Cardinal, the victim of a violent crime, was handcuffed and her legs shackled when she was brought into a courtroom June 2015 to testify against the man who abused her. She was housed in the Edmonton Remand Centre for the five nights during her testimony.
Ganley says when CBC told her last month what happened to the 28-year-old Cree woman from Maskwacis, who had lived in Edmonton, she met with the woman’s mother and apologized.
“I have had a chance to sit down with the victim’s mother and apologize for the way her daughter, the victim, was treated. I felt this apology was absolutely necessary. A representative from Victim Services will be working to ensure appropriate resources are available to the victim’s family,” said Ganley in a statement issued this morning.
Roberta Campbell, a criminal lawyer and outgoing president of the Law Society of Manitoba, will conduct an independent investigation into the incident and look into what other steps government might need to take.
The special committee includes Grace Auger, a lawyer and former vice president of the Indigenous Bar Association and Deb Tomlinson, CEO of the Association of Alberta Sexual Assault Services. They will be joined by representatives from law enforcement, the Alberta Crown Prosecution Service, the Public Prosecution Service of Canada, Resolution and Court Administrative Services and Victim Services. The committee will recommend policies to ensure such treatment does not occur again.
“When I was made aware of this situation, I was shocked, angry and heartbroken. It is obvious we failed her at every level and her story is a crucial reminder that we must do better. In my opinion, there were obvious mistakes and poor decisions made in this case,” said Ganley.
Cardinal had been held at knifepoint by Lance Blanchard, who removed her clothing, fondled her, choked her, and stabbed her multiple times. She managed to phone 911.
During the preliminary hearing, Cardinal and Blanchard were detained in the same facility.
Seven months after Cardinal testified at the preliminary hearing, she was killed in an unrelated shooting. The man who shot her pleaded guilty to manslaughter.

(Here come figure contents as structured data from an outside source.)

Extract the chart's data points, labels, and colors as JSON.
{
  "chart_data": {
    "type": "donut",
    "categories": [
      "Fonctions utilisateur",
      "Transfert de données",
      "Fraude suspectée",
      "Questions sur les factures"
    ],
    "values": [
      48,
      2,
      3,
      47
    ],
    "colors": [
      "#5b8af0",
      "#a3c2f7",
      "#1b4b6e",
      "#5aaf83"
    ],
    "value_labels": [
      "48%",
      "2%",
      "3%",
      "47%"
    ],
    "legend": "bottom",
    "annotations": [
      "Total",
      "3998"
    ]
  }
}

Cardinal’s evidence from the preliminary hearing was used against Blanchard, who was found guilty of aggravated assault, kidnapping, unlawful confinement, aggravated sexual assault, possession of a weapon and threatening to cause death or bodily harm. The Crown will be asking to have him designated a dangerous offender.

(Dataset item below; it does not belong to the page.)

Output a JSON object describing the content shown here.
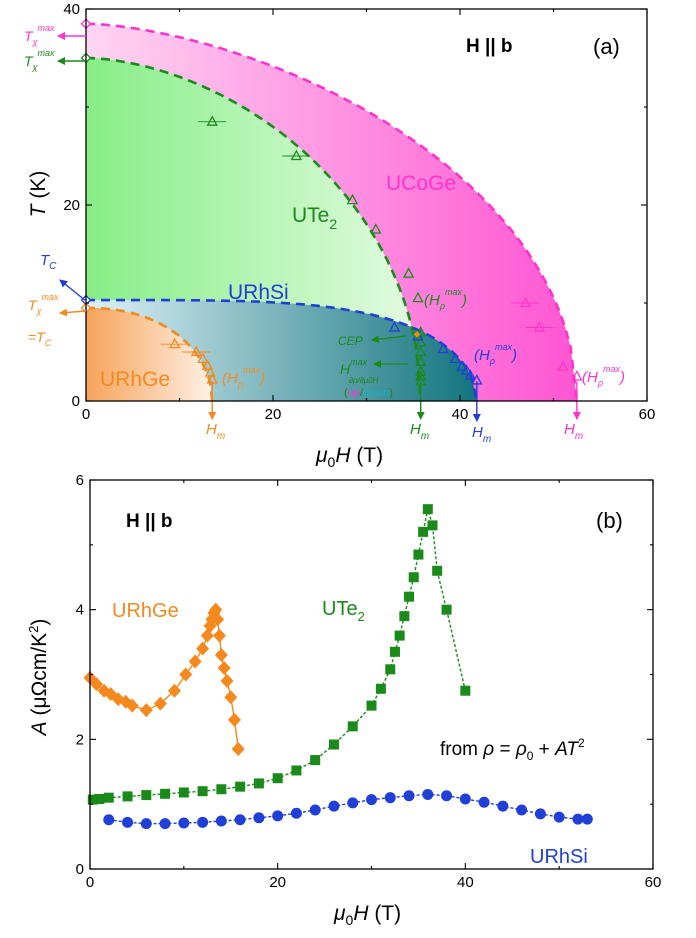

Updated at 3 p.m. with comments from a Press Conference with Justice Minister Kathleen Ganley
Ganley says treatment of victim “absolutely unacceptable”
Justice Minister and Solicitor General Kathleen Ganley won’t deny that the horrific treatment of a sexual assault victim by the justice system – which included her spending five nights in the Edmonton Remand Centre during her testimony – may have been because she was First Nations.
“One of the questions that keeps me up at night is whether it would have been the case if this woman was Caucasian and housed and not addicted whether this would have happened to her,” Ganley said this morning at a news conference.
Also adding to Ganley’s concerns is that the provincial court judge who detained “Angela Cardinal,” a pseudonym due to a publication ban, was a former deputy minister in the Justice department.
“I absolutely think the facts of this entire case speaks to a systemic problem in terms of how we deal with certain people in the system. I think we were aware those problems existed before but this definitely shines a very strong spotlight on those problems,” said Ganley.
Not only was Cardinal brought into the courtroom for a preliminary hearing in the case against her abuser in handcuffs and leg shackles, but she was transported in the same van as her attacker Lance Blanchard and detained in the same facility.
Ganley has hired an independent investigator and has tasked a special committee to review the case.